The authorities' tactical pre-planning had naturally been kept under tight wraps, insulated especially against possible leaks to City Hall's corps of accredited metropolitan reporters. A cone of silence was ordered too (perhaps even more necessary) to seal off police beat journalists, denizens of Police Plaza's venerable press-room, "The Shack", from any hint of what was to come.

Orders down the line during the various advance exercises, internally billed in the NYPD as "disorder training", emphasized the need to avoid altercations like the PR disaster of October, when an officer was videoed pepper-spraying an apparently inoffensive Occupier.

The end result this Tuesday was that - while unsettling media images were inevitably captured, mostly by non-professionals using cell-phones, of protesters being dragged away - the predominant impression on broadcast airwaves and across the Internet wasn't as authoritarian and oppressive as it might have been. And the final tally was undramatic: about 220 minor arrests; one police officer and one protester hospitalized.

The legal moves that have followed are open to a positive spin by both sides - even perhaps qualifying as a classic "win-win" result, for now at least. The state Supreme Court's decision, endorsing the right of Occupiers to return to Zuccotti Park, but not to encamp there, seems positively Solomonic.

It's evidently good enough for Bloomberg. And good enough for most Occupiers, as the story was spun by organizer Han Shan. He said "the movement has shown it transcends geography" suggesting that we can now expect a shift away from seizing and holding physical territory toward arguably more direct actions, like financial boycotts of banks and other institutions.

To reporters Shan described his group's action so far as "defending a park that is merely symbolic". (And as if to diminish its importance further, the New York Times rendered this quote oddly, perhaps through a mishearing, as "nearly symbolic".)

You do have to be careful with this symbolism business. The Bloomberg Plan, crafted carefully with Police Commissioner Ray Kelly's considerable input of caution, seemed not to have foreseen one PR problem. Early and repeated tweets established currency for a damaging story posted at 2:44am on Occupy Wall Street's own site. It concerned, of all obvious and predictable things, the encampment's makeshift public library.

2011-11-17-Libraryofthepeople.jpg

The post claimed:

NYPD destroys OWS Library. 5,000 donated books in dumpster. NYPD destroying american cultural history, they're destroying the documents, the books, the artwork of an event in our nation's history ... Will they burn them?
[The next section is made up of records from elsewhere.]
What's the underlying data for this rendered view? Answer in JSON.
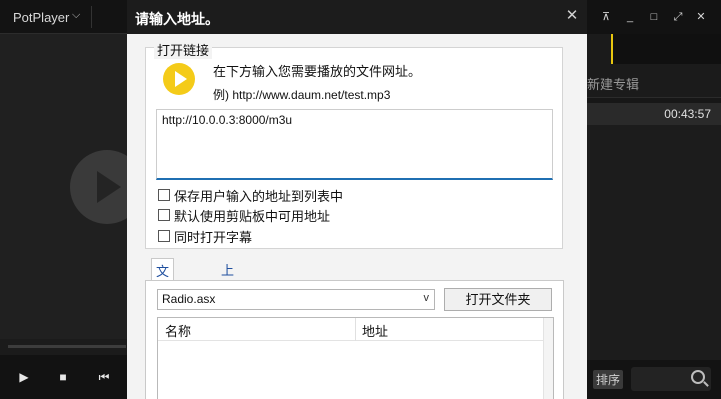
{
  "player": {
    "brand": "PotPlayer",
    "brand_caret": "⌵",
    "new_album": "新建专辑",
    "time": "00:43:57",
    "sort_label": "排序",
    "window_buttons": [
      "pin",
      "minimize",
      "maximize",
      "fullscreen",
      "close"
    ]
  },
  "dialog": {
    "title": "请输入地址。",
    "close_glyph": "✕",
    "group_label": "打开链接",
    "description": "在下方输入您需要播放的文件网址。",
    "example": "例) http://www.daum.net/test.mp3",
    "url_value": "http://10.0.0.3:8000/m3u",
    "checkboxes": [
      {
        "label": "保存用户输入的地址到列表中",
        "checked": false
      },
      {
        "label": "默认使用剪贴板中可用地址",
        "checked": false
      },
      {
        "label": "同时打开字幕",
        "checked": false
      }
    ],
    "tabs": [
      {
        "label": "文件地址",
        "active": true
      },
      {
        "label": "上一地址",
        "active": false
      }
    ],
    "select_value": "Radio.asx",
    "select_caret": "v",
    "open_folder_button": "打开文件夹",
    "table_headers": [
      "名称",
      "地址"
    ]
  },
  "colors": {
    "accent_yellow": "#f4cb19",
    "link_blue": "#1f4f9f",
    "focus_blue": "#1f6fb2",
    "title_bar": "#1c1c1c"
  }
}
Could this apparent outrage - denounced with an inevitable if exaggerated allusion to Joseph Goebbels' 1933 Berlin book-burnings - really have been ordered by Mayor Bloomberg, the same man who regularly graces the literary Young Lions event at the New York Public Library ... and who generally revels in his financial support for the world of books generally, including some proud sponsorship of the Kenyon Review's Literary Achievement Award ... and most of all the same man who spoke so eloquently against Nazi horrors at the inauguration of Israel's Yad Vashem museum, and extolled the US Constitution's First Amendment as "our freedom to profess our own faiths, to speak our own minds"?

It didn't look good - and the Washington Post compounded things by publishing video of protestor Michael Glazer complaining on the phone that his Torah had been seized and dumped along with all the other books.

In City Hall, damage-control was determinedly ramped up in the image-managers' orders of the day. It took some time, though.

2011-11-17-CrfoppedLibraryStorage.jpgIt was in the afternoon of Tuesday that this supposedly reassuring picture was finally issued by the Bloomberg Administration.

Along with it came this abbreviated, Twitter-ready message:

Property from #Zuccotti, incl #OWS library, safely stored @ 57th St Sanit Garage; can be picked up Weds.

So a trip to the Sanitation Department's garage on West 57th Street will convince us that Bloomberg is not a book-burner. But I'm not persuaded he's a winner in this particular skirmish on the communications battlefield.